XII
About a dozen women convicts come twice a week to scrub the hardwood floor of the hospital. The majority of them are colored; the white women are either old and faded, or young and dissipated-looking. Very few of them are either refined or good-looking. Petty larceny is the crime for which most of them are sent to the prison.
Two negro women, young and rather tough-looking, are scrubbing the floor. They are in prison for having held up and robbed a man in the streets of New York. The man never recovered his $800.
As the convicts always attempt to joke and to flirt with the scrubbing women, they are usually ordered into the bathroom until the work is done, with the exception of the bedridden patients.
I discovered that quite a correspondence goes on between the men and women convicts. A young convict became quite enamored of a blonde, sporty-looking girl, and they took great risks to communicate their love notes. I was made the confidante in their love affair. Some of the passages read thus: "I love you, I love you, where did youse put the tobacco?" ... "I dreams of you day and night.... Get me some butter." ... "You was the best looker I ever seen.... Don't forget to put the matches at the foot of the stairs."
The women do not get the weekly ration of tobacco allowed to the men, and as a consequence they must beg tobacco and matches from the men.
All the house work, such as making beds, sweeping, cooking and waiting on table, in the house of the warden, in the apartment of the deputy warden, and in the dormitories of the keepers and matrons, is performed by the women convicts.
An old Irish woman while in prison took such loving care of the children of a former warden that whenever her time was up and she was discharged, her weakness was encouraged, and she was even purposely made drunk, then arrested and sentenced to the penitentiary again as an old offender, year after year, until the children of the warden grew big enough to take care of themselves.
Before the present system of having a physician live in the prison came into vogue, doctors visited the patients once a day; the surgeons came over only for the operations. The operating room is always shown with great pride to visitors, but never the "cooler."
'Twas told that one night, in the earlier period, when there was no resident physician, a woman convict startled the prison with piercing cries. She was in the throes of child-birth. The doctor and the warden being absent, the matrons did not dare to open the cell. Later a young doctor from the city hospital was called in. He peered through the bars, then turned and declared that the woman would be all right in the morning. When the cell door was opened next day the woman was found unconscious and the child was dead, strangled or suffocated.

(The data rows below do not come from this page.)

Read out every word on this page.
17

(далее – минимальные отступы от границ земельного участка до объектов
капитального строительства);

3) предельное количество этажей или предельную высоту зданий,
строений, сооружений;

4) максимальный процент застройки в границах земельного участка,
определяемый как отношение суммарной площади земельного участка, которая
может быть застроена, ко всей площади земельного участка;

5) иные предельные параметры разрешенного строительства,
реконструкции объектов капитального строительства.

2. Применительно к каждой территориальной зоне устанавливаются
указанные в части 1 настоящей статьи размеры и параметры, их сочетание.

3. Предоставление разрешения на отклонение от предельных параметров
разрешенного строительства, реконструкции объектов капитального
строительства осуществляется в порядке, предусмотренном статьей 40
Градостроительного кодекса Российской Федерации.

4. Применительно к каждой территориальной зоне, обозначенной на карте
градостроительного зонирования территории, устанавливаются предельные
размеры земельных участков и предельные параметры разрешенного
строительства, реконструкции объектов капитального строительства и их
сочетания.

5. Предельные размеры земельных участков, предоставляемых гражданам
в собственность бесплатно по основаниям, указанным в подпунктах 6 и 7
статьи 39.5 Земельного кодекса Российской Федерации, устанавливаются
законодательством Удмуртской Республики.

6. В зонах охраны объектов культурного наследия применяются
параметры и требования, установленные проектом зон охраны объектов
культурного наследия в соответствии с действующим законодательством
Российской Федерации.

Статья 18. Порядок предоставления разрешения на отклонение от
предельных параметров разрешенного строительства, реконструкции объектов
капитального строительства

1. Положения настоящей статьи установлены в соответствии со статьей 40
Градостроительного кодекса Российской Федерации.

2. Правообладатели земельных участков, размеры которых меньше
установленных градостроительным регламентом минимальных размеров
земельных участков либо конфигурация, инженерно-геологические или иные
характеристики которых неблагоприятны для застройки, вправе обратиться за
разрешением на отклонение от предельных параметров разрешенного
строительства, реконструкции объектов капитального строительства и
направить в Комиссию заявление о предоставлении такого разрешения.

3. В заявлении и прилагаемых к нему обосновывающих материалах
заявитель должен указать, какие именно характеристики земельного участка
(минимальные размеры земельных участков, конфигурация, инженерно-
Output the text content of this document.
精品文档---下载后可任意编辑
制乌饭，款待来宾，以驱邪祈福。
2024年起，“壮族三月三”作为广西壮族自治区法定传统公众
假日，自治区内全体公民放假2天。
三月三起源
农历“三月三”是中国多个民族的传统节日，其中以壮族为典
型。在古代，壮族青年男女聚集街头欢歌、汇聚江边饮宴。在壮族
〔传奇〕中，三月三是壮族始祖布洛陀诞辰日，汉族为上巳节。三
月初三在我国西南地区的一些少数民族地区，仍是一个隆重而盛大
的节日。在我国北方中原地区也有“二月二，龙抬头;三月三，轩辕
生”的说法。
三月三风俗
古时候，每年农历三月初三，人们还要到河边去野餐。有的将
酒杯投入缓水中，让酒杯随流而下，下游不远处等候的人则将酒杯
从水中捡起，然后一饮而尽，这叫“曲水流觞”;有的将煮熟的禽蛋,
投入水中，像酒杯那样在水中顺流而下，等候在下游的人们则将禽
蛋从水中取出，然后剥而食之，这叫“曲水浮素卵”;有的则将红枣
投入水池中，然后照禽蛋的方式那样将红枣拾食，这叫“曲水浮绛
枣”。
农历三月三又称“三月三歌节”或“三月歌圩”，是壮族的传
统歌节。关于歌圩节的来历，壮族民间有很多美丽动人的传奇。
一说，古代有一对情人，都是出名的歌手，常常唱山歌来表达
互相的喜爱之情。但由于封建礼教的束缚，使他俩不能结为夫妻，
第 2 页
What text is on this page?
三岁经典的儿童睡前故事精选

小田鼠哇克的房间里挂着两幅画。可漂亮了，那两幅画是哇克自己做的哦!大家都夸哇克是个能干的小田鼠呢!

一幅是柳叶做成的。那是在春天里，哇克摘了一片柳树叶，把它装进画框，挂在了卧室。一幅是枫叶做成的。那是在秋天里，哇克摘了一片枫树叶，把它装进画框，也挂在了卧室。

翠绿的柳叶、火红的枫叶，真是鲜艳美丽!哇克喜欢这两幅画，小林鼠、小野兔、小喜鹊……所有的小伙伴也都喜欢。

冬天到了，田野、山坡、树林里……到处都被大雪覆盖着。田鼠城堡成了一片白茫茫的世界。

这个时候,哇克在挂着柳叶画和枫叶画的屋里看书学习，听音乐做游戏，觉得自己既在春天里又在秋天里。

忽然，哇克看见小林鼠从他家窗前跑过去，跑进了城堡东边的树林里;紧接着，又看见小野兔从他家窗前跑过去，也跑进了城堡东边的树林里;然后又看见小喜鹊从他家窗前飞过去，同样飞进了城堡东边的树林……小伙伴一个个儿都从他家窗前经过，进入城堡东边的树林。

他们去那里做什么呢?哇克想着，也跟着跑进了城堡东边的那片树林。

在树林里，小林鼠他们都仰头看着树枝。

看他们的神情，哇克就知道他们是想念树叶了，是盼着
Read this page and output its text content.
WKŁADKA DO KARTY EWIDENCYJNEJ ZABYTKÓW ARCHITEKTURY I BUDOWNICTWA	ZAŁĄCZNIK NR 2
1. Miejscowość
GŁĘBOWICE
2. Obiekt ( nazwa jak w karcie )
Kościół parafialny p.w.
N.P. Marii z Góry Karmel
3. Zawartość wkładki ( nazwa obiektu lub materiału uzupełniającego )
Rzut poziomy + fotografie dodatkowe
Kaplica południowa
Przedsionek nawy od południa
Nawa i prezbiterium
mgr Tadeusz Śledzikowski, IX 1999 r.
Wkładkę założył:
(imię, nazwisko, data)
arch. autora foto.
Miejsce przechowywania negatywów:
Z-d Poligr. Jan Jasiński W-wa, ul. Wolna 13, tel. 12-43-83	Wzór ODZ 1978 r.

The other day I went for the first time into the women's section to take some medicines and carry away our laundry. The women's section is under the same roof as the old prison wherein I passed the first two nights. A wall divides them, but the cells and the system of tiers are the same.
The cells measure about 3 by 7 feet, with gray, damp, greasy, massive walls, without any ventilation.
As I was looking around I noticed many women sitting in their cells, some working outside, sewing or knitting, others sweeping or mopping the tiers or the floor.
My attention was attracted by two women with babies in their arms. A third, a young, quite delicate, fine-looking girl convict, was sitting on a chair sewing. Near her, as if afraid to move, stood a little girl three or four years old, with dark, curly hair, red cheeks, and big, black serious eyes. She looked at me with the sad, wistful smile of some of Da Vinci's women.
My imagination carried me back to the trial room where the little girl had stood near her mother to hear the sentence; I thought of how she had shared with her the cell in the Tombs; how she had been carried to the penitentiary in the "Black Maria," with her mother shackled to another convict; how every night she slept in the narrow, dark, foul cell, barred and locked; how she ate the prison food, and remained all day behind gray walls, without seeing the sun or the sky or any flowers—only striped convicts, matrons and steel bars.
The innocent child must have seen all these strange happenings, and wondered what it all meant. And some day, when she is grown to womanhood, or motherhood, she will remember it all, she will know that she lived with her mother in a prison. She will recall the infamy, the degradation—and the shame of it will be branded on her soul as long as she lives.